Pour identifier le mode de reproduction d’une espèce, il faut examiner plusieurs étapes du cycle reproducteur plutôt que de se fier à une impression. Une fiche d’espèce ou une publication spécialisée permet de vérifier les éléments essentiels.

Les critères à rechercher sont les suivants :

  1. La ponte : la femelle dépose-t-elle des œufs dans le milieu extérieur ?
  2. La rétention : les œufs restent-ils dans son corps pendant le développement ?
  3. Le moment de l’éclosion : se produit-elle avant la libération du jeune, au moment de celle-ci ou après une ponte ?
  4. La nutrition embryonnaire : l’embryon utilise-t-il principalement le vitellus ou bénéficie-t-il d’échanges nutritifs avec la mère ?
  5. La terminologie utilisée : les auteurs emploient-ils « ovipare », « ovovivipare », « vivipare » ou une catégorie plus précise ?
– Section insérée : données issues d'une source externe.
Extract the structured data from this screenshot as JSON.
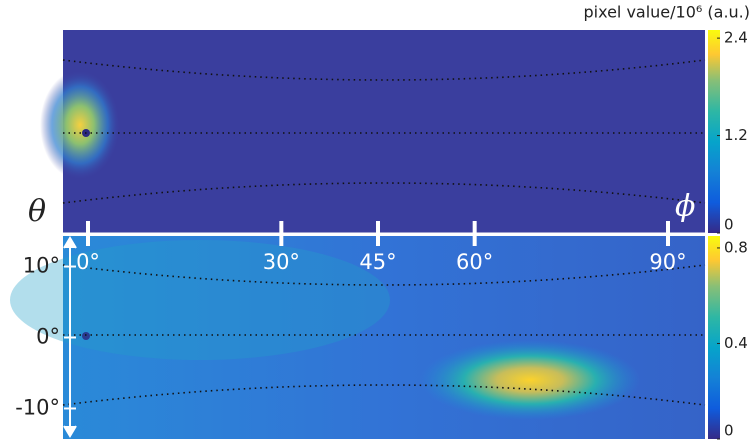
{
  "colorbar_label": "pixel value/10⁶ (a.u.)",
  "theta_symbol": "θ",
  "phi_symbol": "ϕ",
  "phi_axis": {
    "xlim": [
      0,
      90
    ],
    "ticks": [
      {
        "value": 0,
        "label": "0°"
      },
      {
        "value": 30,
        "label": "30°"
      },
      {
        "value": 45,
        "label": "45°"
      },
      {
        "value": 60,
        "label": "60°"
      },
      {
        "value": 90,
        "label": "90°"
      }
    ]
  },
  "theta_axis": {
    "ylim": [
      14.3,
      -14.3
    ],
    "ticks": [
      {
        "value": 10,
        "label": "10°"
      },
      {
        "value": 0,
        "label": "0°"
      },
      {
        "value": -10,
        "label": "-10°"
      }
    ]
  },
  "top_colorbar": {
    "clim": [
      0,
      2.5
    ],
    "ticks": [
      0,
      1.2,
      2.4
    ]
  },
  "bottom_colorbar": {
    "clim": [
      0,
      0.85
    ],
    "ticks": [
      0,
      0.4,
      0.8
    ]
  }
}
Les attributs biologiques de TAXREF, le référentiel taxonomique du Muséum national d’histoire naturelle, peuvent également aider à rechercher les caractéristiques reproductives associées à une espèce.

Observer une naissance apparemment directe ne suffit pas toujours à conclure à la viviparité. Une femelle peut avoir retenu des œufs dans son corps jusqu’à leur éclosion : les jeunes semblent alors naître directement, alors que leur développement s’est effectué dans des œufs et que leur alimentation embryonnaire reposait principalement sur le vitellus.

De la même façon, la présence d’une enveloppe très fine ne permet pas, à elle seule, de classer une espèce. Il faut considérer l’ensemble du cycle : production de l’œuf, conservation dans le corps, éclosion et échanges nutritifs.

Ce qu’il faut retenir

La distinction entre ovipare et ovovivipare repose d’abord sur le moment où l’œuf quitte le corps de la femelle. Chez l’ovipare, il est pondu avant la fin du développement et le jeune éclot à l’extérieur. Chez l’ovovivipare, il reste retenu dans le corps jusqu’à un stade avancé ou jusqu’à l’éclosion, comme chez l’orvet fragile. La viviparité implique, elle, un développement interne associé à des échanges maternels dont les mécanismes varient selon les espèces. Les monotrèmes rappellent enfin qu’un mammifère peut pondre des œufs. Ces termes sont donc utiles, à condition de les appliquer au cycle reproducteur précis de chaque espèce.